Are we ready for the threats to the Fediverse and decentralization movement?

Yesterday for quite some time an excellent article featured on Hacker News written by Cade Diehm. It didn’t get much attention, maybe due to its title, but it contained a very urgent message to anyone involved in evolving The Decentralized Web. So I am posting here for you to read.

Some quotes from the article:

The resilience of centralised networks and the political organisation of their owners remains significantly underestimated by protocol activists. At the same time, the decentralised networks and the communities they serve have never been more vulnerable. The peer-to-peer community is dangerously unprepared for a crisis-fuelled future that has very suddenly arrived at their door.

The article details about the demise of early P2P applications such as Napster which seemed at one time poised to win the Copyright War, and mentions BitTorrent that exposed its users to litigators.

Then it goes into the optimism we now feel for new decentralized protocols, and which attract a large user base of people with often outspoken, non-mainstream, rather activist opinions that embrace new platforms as safe havens to express themselves. But…

As we can see from history, blind faith in technically resilient network protocols is naïve and misplaced.

And further on the article goes specifically into detail on DAT, SSB - which I leave to the reader - and ActivityPub:

The Fediverse – a network comprised of Mastodon, Pleroma and other adjacent projects – suffers from the same glaring contradiction. Similar to email nodes, servers (known as Instances within this network) are branded around common interests, political beliefs or sexualities. […]

This collection of networks offers no end to end encryption. Anyone with administrator access to an Instance can read anything that travels through that Instance’s infrastructure – including direct messages. The level of risk correlates with the number of cross-Instance interactions between users.

Of course that is a known issue. One HN commenter points out, e2ee is being worked on in Mastodon.
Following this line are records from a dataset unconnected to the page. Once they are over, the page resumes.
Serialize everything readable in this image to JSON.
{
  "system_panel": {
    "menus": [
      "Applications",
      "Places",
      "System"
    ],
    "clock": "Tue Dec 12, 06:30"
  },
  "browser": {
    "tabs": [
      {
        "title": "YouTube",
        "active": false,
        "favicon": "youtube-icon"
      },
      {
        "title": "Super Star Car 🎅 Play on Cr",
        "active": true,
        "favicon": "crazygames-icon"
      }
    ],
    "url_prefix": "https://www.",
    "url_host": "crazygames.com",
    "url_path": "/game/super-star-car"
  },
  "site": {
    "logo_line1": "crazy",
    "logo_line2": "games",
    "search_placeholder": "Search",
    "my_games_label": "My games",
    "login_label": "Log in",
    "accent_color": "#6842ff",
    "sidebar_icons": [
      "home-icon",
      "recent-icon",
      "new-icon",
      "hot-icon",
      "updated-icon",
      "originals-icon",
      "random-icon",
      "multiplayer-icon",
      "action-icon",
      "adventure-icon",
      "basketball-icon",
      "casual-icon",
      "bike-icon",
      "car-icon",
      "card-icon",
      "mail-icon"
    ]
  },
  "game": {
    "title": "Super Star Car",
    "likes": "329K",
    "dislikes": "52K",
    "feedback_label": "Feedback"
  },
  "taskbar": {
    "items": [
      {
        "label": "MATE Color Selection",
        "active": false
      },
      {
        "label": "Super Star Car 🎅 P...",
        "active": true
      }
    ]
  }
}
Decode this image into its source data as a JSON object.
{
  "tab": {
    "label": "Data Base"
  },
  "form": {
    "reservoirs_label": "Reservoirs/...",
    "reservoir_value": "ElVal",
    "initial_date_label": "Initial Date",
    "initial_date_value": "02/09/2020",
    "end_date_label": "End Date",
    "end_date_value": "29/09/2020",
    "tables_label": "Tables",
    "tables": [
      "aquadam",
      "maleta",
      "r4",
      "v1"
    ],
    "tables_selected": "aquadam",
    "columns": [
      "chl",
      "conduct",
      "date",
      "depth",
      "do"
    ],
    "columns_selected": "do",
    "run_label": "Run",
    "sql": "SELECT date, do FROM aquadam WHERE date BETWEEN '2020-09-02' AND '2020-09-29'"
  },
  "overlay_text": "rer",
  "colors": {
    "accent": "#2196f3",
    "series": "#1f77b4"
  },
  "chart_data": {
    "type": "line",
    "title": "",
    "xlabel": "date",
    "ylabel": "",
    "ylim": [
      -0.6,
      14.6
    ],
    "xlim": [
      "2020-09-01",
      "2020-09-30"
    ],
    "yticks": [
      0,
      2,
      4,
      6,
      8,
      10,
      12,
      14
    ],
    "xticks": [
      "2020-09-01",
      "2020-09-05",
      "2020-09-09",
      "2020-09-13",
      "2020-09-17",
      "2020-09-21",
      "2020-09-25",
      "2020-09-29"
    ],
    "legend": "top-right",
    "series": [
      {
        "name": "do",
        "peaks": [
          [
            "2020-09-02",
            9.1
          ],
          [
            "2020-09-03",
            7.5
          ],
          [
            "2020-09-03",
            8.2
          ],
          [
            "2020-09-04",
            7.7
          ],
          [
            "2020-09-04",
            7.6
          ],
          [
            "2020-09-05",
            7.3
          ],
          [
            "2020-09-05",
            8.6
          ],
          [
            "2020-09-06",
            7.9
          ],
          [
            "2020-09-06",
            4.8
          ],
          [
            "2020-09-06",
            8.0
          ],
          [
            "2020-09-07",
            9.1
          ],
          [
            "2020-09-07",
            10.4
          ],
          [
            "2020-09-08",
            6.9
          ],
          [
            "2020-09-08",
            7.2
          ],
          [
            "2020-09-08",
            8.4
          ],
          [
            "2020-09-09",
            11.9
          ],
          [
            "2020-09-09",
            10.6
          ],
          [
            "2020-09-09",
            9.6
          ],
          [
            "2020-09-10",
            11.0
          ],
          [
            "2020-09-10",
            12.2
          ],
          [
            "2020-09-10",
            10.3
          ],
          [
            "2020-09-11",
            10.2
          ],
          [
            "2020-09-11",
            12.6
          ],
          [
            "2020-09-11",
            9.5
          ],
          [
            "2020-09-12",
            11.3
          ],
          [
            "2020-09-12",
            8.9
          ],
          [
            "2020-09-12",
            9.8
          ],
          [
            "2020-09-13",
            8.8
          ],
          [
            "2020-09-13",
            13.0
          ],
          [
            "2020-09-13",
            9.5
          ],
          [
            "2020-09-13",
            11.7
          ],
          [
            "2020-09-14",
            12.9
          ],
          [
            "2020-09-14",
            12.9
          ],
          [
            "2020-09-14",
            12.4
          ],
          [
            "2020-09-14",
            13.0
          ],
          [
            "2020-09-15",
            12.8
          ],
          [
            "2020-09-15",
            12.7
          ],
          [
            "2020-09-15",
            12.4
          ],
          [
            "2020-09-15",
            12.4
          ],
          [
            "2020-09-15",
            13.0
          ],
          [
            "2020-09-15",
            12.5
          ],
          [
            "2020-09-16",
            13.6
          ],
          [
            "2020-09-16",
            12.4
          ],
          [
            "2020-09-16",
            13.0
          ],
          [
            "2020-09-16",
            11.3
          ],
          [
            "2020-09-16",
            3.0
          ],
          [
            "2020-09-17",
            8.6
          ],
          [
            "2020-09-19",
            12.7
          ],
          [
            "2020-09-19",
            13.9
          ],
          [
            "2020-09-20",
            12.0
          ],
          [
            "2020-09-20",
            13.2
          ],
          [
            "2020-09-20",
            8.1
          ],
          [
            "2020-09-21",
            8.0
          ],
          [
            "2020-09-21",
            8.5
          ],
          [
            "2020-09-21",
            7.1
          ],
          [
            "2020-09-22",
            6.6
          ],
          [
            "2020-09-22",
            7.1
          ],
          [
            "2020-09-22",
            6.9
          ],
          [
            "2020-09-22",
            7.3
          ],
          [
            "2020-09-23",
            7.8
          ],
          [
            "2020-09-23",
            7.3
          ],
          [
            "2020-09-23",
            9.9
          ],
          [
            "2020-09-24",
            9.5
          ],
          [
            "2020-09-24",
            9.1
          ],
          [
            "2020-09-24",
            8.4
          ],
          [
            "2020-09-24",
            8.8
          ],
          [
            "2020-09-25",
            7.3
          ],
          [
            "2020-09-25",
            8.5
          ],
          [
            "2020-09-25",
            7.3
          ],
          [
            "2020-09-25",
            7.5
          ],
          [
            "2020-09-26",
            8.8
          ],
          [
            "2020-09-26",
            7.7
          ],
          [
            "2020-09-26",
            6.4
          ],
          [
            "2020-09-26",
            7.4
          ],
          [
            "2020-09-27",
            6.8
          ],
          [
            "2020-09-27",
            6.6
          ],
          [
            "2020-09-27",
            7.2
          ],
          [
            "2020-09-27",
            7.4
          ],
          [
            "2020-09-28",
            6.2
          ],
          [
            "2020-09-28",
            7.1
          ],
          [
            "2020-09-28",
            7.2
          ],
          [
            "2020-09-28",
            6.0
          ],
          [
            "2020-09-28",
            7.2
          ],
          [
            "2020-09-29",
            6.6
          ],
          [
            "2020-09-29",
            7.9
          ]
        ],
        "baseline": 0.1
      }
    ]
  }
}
Article also mentions:

The Fediverse has also grappled with its own limitations in threat modelling, such as failing to collectively anticipate the establishment of far right and fascist political Instances – deplatformed refugees from dominant social media platforms.

So what is needed?

[The current] global instability demands platform reform. Peer-to-peer networks theoretically offer a level of resilience, safety and community determination that may no longer be possible with these incumbent powers. The moment demands not another protocol, not another manifesto, not another social network, but a savvy understanding of the political dynamics of protocols and the nakedness of today’s networks. By embracing a reverse Shock Doctrine as a Service , developing clear, historically-grounded narratives, and building sensitivity to the user’s abilities and safety, these new decentralisation reformists can succeed where others have failed.


There is a rich but incomplete field of emergent work to draw from: New frameworks such as Socio-technical Security , and Decentralization off the shelf , exist to assist protocol designers understand and model interfaces and threats more completely and realistically. We must draw from groups that resist the Californian Ideology’s definition of identity, from the 1970s civil-rights aligned student activists who fought against digitised student records, to today’s Decolonise Design movement. Reformists must cede space for decision-making and expertise to under-represented or assailed communities.

The article concludes (emphasis mine):

We can no longer marvel at the novel interactions afforded by peer-to-peer technologies, nor perform political theatrics within these networks. We need to lay aside our delusions that decentralisation grants us immunity – any ground ceded to the commons will be met with amplified resistance from those who already own these spaces. […]

Without cohesive organisation, mobilisation to harden security and privacy and without a sincere commitment from protocol designers to revise their collective assumptions, the push back from incumbent power will leverage each and every socio-technical flaw in each and every network.


No reason why web systems and p2p cant play nicely together. I built an app this week using peerjs but delivered over the web. So you can chat from one browser to another without a central server. But also just use wget and install it anywhere. Two systems with different features complimenting each other

Simple experimental idea

  • Run peerjs on some fediverse servers ( a one liner – npx peer [options] )
  • Add a privacy-first way to identify users or browsers to each other on the fediverse
  • Build a simple direct message (chat) tool that is e2e encrypted, private, and modular can be added on to existing fediverse software

I think this would could get to proof of concept in a weekend for a single developer, and show how p2p and federated systems can cooperate

This is a really useful article, and provides some interesting links that I look forward to following more deeply.

One thought from that strikes me is this: “One of the missing aspects are tools that developers and designers can use to understand how to build applications.”

As an AP developer I find myself doing a lot of work understanding protocols and writing code to interface with them, which I know has been done by others but not shared. And open source in general has almost no desire to do UX/design work, and when it does it’s generally not done in a way that is useful to developers of other projects.